Mais uma vez se repete na ONU uma situação absurda e revoltante, sem que ninguém saiba o que fazer. Não foi a primeira ocasião nem será a última que a mão de chumbo daquelas duas potências de tradição prepotente e sanguinária usam seu poder de veto para barrar a moção apoiada pela grande maioria contra as repetidas violações dos direitos humanos por Estados irresponsáveis e paranoicos.
A pergunta é o que fazer em semelhante contingência? A resposta é óbvia, não precisamos consultar os Sete Sábios para sabê-la. A ONU, com tudo o que ela tem de respeitável e eficaz, padece de uma debilidade congênita que impede as Nações Unidas de agirem como um poder supranacional. Esta debilidade se insinua, precisamente, no direito de veto.
Já na década de 70, o filósofo espanhol Julián Marias se insurgia, com brilho e indignação, contra esta permissividade que, nas suas palavras inverte o velho princípio de que "a união faz a força". Na ONU é o contrário, a desunião da minoria com a maioria é que faz a força. Ora, o destino do mundo não pode ficar sujeito às veleidades, às conveniências e aos caprichos de uma minoria recalcitrante na defesa dos próprios e exclusivos interesses. Eis o que sustenta aquele pensador contra a impotência da ONU:
"A eliminação do direito de veto seria o primeiro passo indispensável para a constituição de um poder supranacional autêntico.

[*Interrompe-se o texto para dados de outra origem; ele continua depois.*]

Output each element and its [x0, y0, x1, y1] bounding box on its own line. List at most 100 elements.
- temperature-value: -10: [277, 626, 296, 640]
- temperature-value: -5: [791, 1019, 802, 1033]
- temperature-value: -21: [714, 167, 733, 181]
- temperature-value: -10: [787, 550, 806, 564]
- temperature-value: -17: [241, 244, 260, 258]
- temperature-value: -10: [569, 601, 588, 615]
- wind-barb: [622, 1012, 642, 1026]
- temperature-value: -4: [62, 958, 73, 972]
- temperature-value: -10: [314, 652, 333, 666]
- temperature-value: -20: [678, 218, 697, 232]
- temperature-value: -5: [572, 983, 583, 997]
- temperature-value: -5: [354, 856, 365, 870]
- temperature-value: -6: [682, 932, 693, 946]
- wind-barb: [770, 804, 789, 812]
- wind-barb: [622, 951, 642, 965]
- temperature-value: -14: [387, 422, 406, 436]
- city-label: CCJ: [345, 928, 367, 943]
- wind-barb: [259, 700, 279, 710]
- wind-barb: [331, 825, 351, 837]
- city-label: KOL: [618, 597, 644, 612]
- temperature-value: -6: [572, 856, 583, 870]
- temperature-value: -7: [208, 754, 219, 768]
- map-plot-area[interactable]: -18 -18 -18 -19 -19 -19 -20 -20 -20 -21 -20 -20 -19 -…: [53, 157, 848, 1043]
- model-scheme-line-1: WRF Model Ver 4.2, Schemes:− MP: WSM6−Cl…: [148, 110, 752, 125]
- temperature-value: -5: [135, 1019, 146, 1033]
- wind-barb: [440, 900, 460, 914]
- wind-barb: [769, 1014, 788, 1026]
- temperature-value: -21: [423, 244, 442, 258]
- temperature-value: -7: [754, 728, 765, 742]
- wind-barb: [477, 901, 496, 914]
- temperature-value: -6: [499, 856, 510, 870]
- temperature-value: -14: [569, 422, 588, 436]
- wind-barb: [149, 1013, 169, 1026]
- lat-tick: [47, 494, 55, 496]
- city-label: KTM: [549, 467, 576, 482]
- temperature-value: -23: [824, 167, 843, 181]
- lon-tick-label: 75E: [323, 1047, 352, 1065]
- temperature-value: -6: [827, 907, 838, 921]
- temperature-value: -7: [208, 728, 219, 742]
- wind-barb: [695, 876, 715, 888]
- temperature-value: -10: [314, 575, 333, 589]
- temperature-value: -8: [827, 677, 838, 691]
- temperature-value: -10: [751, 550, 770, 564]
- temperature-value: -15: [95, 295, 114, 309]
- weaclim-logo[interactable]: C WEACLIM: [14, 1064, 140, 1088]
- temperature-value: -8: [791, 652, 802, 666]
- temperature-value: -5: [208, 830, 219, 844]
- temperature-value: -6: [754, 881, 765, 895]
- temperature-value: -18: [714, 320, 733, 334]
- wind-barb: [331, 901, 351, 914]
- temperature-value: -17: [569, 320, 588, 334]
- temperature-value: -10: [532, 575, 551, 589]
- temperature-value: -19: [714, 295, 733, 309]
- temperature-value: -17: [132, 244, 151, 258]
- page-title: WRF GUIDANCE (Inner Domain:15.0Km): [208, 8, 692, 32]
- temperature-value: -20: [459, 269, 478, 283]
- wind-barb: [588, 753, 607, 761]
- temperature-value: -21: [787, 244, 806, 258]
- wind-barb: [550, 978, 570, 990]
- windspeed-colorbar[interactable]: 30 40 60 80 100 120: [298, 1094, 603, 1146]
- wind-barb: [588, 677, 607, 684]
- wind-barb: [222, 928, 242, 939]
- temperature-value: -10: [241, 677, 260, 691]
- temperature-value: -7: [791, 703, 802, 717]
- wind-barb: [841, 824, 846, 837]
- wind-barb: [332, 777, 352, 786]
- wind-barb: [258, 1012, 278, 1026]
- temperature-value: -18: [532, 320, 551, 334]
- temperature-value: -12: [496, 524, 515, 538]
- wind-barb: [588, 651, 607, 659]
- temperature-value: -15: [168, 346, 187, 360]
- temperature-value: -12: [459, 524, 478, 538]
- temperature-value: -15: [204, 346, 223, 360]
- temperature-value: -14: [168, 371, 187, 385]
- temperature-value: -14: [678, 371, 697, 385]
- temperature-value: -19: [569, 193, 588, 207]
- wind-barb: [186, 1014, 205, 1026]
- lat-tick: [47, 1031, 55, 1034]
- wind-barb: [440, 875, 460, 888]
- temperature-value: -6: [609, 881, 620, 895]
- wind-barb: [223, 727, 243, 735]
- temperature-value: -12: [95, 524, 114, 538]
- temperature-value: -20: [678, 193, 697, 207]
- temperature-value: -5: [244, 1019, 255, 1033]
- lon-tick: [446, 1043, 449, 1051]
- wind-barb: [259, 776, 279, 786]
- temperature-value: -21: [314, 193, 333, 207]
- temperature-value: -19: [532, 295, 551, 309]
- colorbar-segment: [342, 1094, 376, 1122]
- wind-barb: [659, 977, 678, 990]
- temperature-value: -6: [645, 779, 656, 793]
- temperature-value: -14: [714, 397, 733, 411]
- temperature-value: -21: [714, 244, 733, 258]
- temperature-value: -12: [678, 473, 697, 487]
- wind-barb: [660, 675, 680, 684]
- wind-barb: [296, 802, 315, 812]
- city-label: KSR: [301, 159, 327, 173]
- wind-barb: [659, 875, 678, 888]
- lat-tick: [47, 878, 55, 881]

Quero dizer que as Nações Unidas necessitam tomar medidas contra a vontade de qualquer país sem exceção, sem que nenhum deles possa paralisar sua ação, o que equivale a sair da organização à qual se pretende pertencer. O direito de veto significa a possibilidade de estar ao mesmo tempo dentro e fora das Nações Unidas" (Julián Marías, El poder supranacional, no livro Innovación y arcaísmo).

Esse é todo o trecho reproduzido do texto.